DI ANNA LISA MINUTILLO

Si è sperato fino all’ultimo che la giovane Simona Carpigano si trovasse in un altro luogo al momento del crollo delle due palazzine avvenuto a Marsiglia nella mattinata di Martedì scorso, ma purtroppo così non è stato ed il suo corpo è stato ritrovato insieme a quello di altre sei persone sotto quelle macerie che l’hanno trascinata con loro.
Nonostante le ultime revisioni agli stabili siano avvenute il 26 ottobre, e che l’amministratore avesse comunicato ai condomini che tutto era ok, che i muri resi fatiscenti dalle infiltrazioni d’acqua fossero stati riparati , così non è stato e quelle parole sono rimaste sospese nel dolore in cui sono sprofondate le famiglie delle vittime. Anche la pioggia dei giorni scorsi potrebbe aver inciso su questa tragedia che poteva essere evitata.

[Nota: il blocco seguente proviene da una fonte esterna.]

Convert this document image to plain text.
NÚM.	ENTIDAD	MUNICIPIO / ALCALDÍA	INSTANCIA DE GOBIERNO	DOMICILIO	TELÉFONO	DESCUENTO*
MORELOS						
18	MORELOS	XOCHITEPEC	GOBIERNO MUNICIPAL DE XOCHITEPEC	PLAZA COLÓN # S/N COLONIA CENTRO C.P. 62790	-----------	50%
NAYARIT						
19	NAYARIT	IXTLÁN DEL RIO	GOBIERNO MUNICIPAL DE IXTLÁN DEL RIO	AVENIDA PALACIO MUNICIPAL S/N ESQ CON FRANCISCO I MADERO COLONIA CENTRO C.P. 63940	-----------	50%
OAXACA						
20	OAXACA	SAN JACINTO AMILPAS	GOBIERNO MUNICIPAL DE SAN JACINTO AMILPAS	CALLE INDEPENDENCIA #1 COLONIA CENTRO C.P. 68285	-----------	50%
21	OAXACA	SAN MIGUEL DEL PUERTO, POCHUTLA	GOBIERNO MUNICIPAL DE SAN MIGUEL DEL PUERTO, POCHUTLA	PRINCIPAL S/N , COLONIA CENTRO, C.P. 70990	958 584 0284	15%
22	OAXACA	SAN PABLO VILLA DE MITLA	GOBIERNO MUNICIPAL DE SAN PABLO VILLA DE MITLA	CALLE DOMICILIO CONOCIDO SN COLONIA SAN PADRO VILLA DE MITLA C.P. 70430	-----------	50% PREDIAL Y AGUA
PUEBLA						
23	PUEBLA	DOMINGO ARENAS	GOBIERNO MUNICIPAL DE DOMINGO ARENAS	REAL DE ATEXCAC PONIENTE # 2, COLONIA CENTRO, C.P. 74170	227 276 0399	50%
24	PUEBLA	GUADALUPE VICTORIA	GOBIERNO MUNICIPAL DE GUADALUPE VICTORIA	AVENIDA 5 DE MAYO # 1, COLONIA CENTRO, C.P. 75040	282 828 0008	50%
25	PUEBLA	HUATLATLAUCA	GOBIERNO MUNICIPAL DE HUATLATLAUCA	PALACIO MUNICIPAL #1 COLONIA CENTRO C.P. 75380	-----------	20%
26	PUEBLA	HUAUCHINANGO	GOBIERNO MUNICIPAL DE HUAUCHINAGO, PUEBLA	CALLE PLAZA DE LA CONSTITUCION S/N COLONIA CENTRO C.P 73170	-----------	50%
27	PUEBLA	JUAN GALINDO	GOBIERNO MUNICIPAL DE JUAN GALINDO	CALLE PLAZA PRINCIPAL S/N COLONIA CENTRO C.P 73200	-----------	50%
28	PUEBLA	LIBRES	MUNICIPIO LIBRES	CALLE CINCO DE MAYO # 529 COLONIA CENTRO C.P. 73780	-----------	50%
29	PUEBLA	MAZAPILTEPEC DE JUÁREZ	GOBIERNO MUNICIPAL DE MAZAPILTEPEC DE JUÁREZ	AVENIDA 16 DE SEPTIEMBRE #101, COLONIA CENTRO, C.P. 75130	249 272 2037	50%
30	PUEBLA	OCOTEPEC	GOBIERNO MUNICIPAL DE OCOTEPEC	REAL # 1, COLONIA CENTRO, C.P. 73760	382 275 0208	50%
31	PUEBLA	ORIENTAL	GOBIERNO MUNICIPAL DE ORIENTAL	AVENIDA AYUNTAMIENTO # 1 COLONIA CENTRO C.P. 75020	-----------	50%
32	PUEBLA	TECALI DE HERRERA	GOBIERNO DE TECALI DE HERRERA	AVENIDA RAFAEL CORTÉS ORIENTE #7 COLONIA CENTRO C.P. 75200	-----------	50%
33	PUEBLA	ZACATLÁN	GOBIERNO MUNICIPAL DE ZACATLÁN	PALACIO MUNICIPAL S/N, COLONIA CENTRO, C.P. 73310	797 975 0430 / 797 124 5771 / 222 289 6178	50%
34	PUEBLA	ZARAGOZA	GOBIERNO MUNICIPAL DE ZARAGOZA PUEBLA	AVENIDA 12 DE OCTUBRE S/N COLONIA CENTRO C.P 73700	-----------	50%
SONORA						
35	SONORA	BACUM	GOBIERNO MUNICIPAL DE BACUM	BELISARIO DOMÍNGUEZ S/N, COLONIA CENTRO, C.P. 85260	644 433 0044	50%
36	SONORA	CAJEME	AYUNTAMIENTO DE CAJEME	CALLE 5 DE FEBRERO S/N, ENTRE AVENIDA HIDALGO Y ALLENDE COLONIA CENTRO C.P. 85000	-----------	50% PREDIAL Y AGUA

Una sorta di presagio nefasto, qualcosa a cui non si può scappare ed in pochi attimi le vite vengono rase al suolo esattamente come i palazzi che ospitano chi li abita, chi cerca di avere tra le mura domestiche momenti di serenità e tranquillità.
Simona era una ragazza di soli 30 anni che viveva a Marsiglia da appena sei mesi allo scopo di specializzarsi nei suoi studi e trovare un lavoro, ed era originaria di Taranto.
Era una ragazza bionda, alta e magra , sempre sorridente tanto da aver scelto questo nick anche nel suo profilo Facebook, dove era conosciuta come ” sorriso”.
Si era laureata in lingue all’Università del Salento, ed era andata a Parigi dove ha conseguito una seconda laurea ed aveva trovato lavoro come interprete free-lance.
A Marsiglia Simona voleva realizzare il suo sogno lavorativo, un sogno che è stato interrotto troppo velocemente prima ancora di realizzarsi.
Una ragazza piena di vita e di vitalità, che amava la musica reggae e tra i suoi capelli biondi aveva i dread che le conferivano un aspetto ancor, ancora più solare.
Parlava correttamente tre lingue: francese, cinese e arabo.
In questo scenario inquietante Simona è emersa tra macerie e lacrime di disperazione della sua famiglia che era giunta sul luogo per rendersi utile nelle ricerche della giovane.
A svolgere questo drammatico riconoscimento è stato suo padre.
Simona, come tanti giovani aveva voglia di realizzarsi nel lavoro, di sperimentare nuove culture e nuove situazioni, una giovane dotata che non si è fermata davanti alle difficoltà di recarsi in altri paesi e di cambiare la vita che aveva sino a quel momento vissuto.
Non tutti i giovani sono svogliati e pretenziosi, esistono molte persona come Simona, dimenticate dall’incuria di chi non garantisce abitazioni idonee e chi poco fa per continuare a farli sognare e realizzare nel proprio paese.
Una figlia di tutti che diventa tale quando la tragedia colpisce, lasciando macerie di sofferenza e dolore.